A European commission spokesman declined to comment on Barnier’s private views. He repeated the organisation’s official position that the UK is not legally permitted to negotiate on the detail of future trade deals while still under treaty obligations with the EU.

One senior source in the commission said: “Like everyone else, we will all be watching.”

May’s visit follows a series of contacts between London and Washington since Trump won the election in November. Her two closest advisers, Fiona Hill and Nick Timothy, met members of the new president’s team in December and the foreign secretary, Boris Johnson, visited Washington this month to discuss a potential bilateral trade deal.

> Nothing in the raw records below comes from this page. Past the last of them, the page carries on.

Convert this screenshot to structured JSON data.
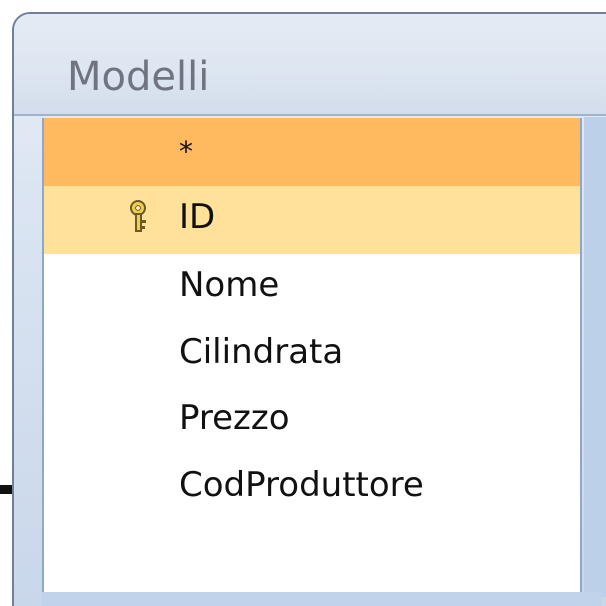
{
  "table": {
    "title": "Modelli",
    "fields": [
      {
        "label": "*",
        "icon": "",
        "selected": "all-fields"
      },
      {
        "label": "ID",
        "icon": "primary-key-icon",
        "selected": "primary-key"
      },
      {
        "label": "Nome",
        "icon": "",
        "selected": "none"
      },
      {
        "label": "Cilindrata",
        "icon": "",
        "selected": "none"
      },
      {
        "label": "Prezzo",
        "icon": "",
        "selected": "none"
      },
      {
        "label": "CodProduttore",
        "icon": "",
        "selected": "none"
      }
    ]
  },
  "colors": {
    "all_fields_row": "#ffb95f",
    "primary_key_row": "#ffe19a",
    "window_border": "#6f8199",
    "title_text": "#6f7480"
  }
}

On Thursday, Trump said: “I’m meeting with [May] tomorrow. I don’t have my commerce secretary. They want to talk trade, so I’ll have to handle it myself. Which is OK.”

However, asked before a meeting of EU member state finance ministers in Brussels whether May intended to open negotiations with Trump on a trade deal, the chancellor, Philip Hammond, insisted the UK would abide by its obligations to wait until it withdrew from the EU.

He said: “Britain remains a fully engaged member of the European Union. I am here today for discussions with my finance minister colleagues.

“We will continue to take a full part and we will continue to abide by the rules, the regulations and the laws of the European Union for so long as we are members. So of course we want to strengthen our trade ties with the very many trade partners we have around the world, but we are very mindful of our obligations under the treaty and we will follow them precisely.”